Nice to know you're still breathing.

Mostly.

6/02/2009 9:39 AM  

so you're batting "clean up"?

6/02/2009 12:23 PM  

Nice to see you again! At least you've got an excuse for disappearing. Me? Not so much.

6/02/2009 12:36 PM  

good to hear herself is doing well.
You, you'll live.

6/02/2009 2:09 PM  

The other day I used bolt cutters. Took a lot longer to cut a padlock than I thought it would. In the movies they're all, "Boom. Gone.

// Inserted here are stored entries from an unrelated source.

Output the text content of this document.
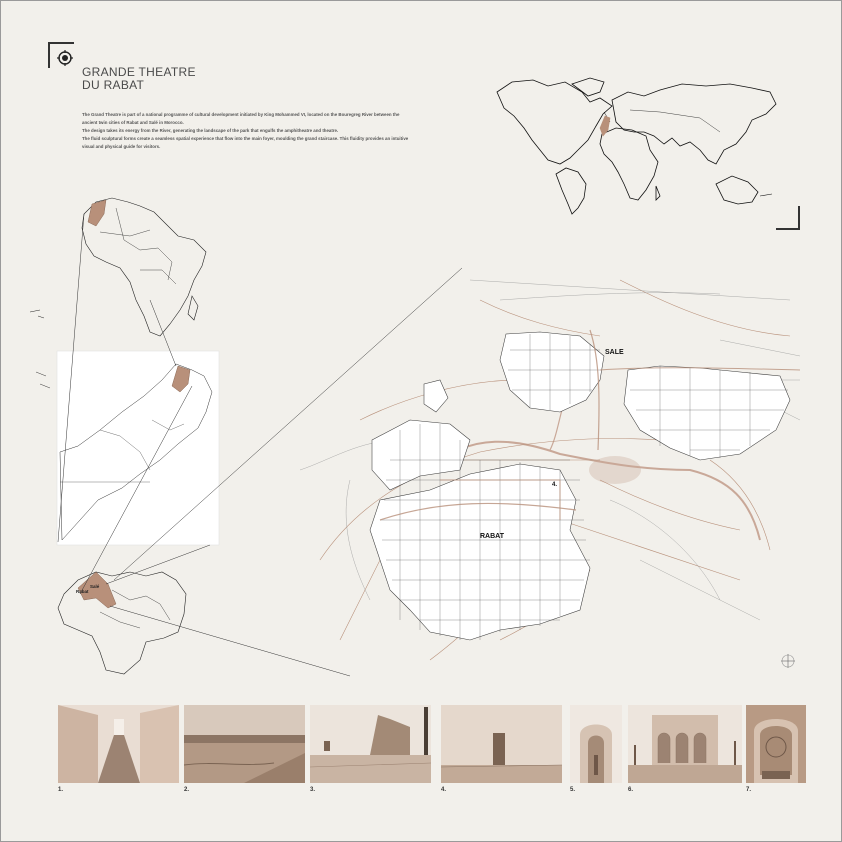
GRANDE THEATRE
DU RABAT

The Grand Theatre is part of a national programme of cultural development initiated by King Mohammed VI, located on the Bouregreg River between the ancient twin cities of Rabat and Salé in Morocco.

The design takes its energy from the River, generating the landscape of the park that engulfs the amphitheatre and theatre.

The fluid sculptural forms create a seamless spatial experience that flow into the main foyer, moulding the grand staircase. This fluidity provides an intuitive visual and physical guide for visitors.

Salé
Rabat
SALE
RABAT
4.
1.	2.	3.	4.	5.	6.	7.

Eat it."

I guess this has nothing to do with shredding muscles and fighting with preggers, but I'm just saying.

Physical exertion is hard.

6/02/2009 2:32 PM  

Wha-da-wha-da-whaaaaaaat? I really did think you were dead.

6/02/2009 6:43 PM  

Boomer: I see what you're saying: it's almost nice I'm not dead.

Jamers: I will bat "clean up" on your face. I will also advise you to visit the burn ward, because that was at least second-degree.

Wolf: It's more fun when there's no excuse.

Xbox: The girlfriend is waddling - it's awesome.

Rass: I've actually never used bolt-cutters. Now, after hearing that it isn't like the movies, I probably never will. I have no need for that kind of disappointment.

Mongogogirl: Nope - still kicking. Literally.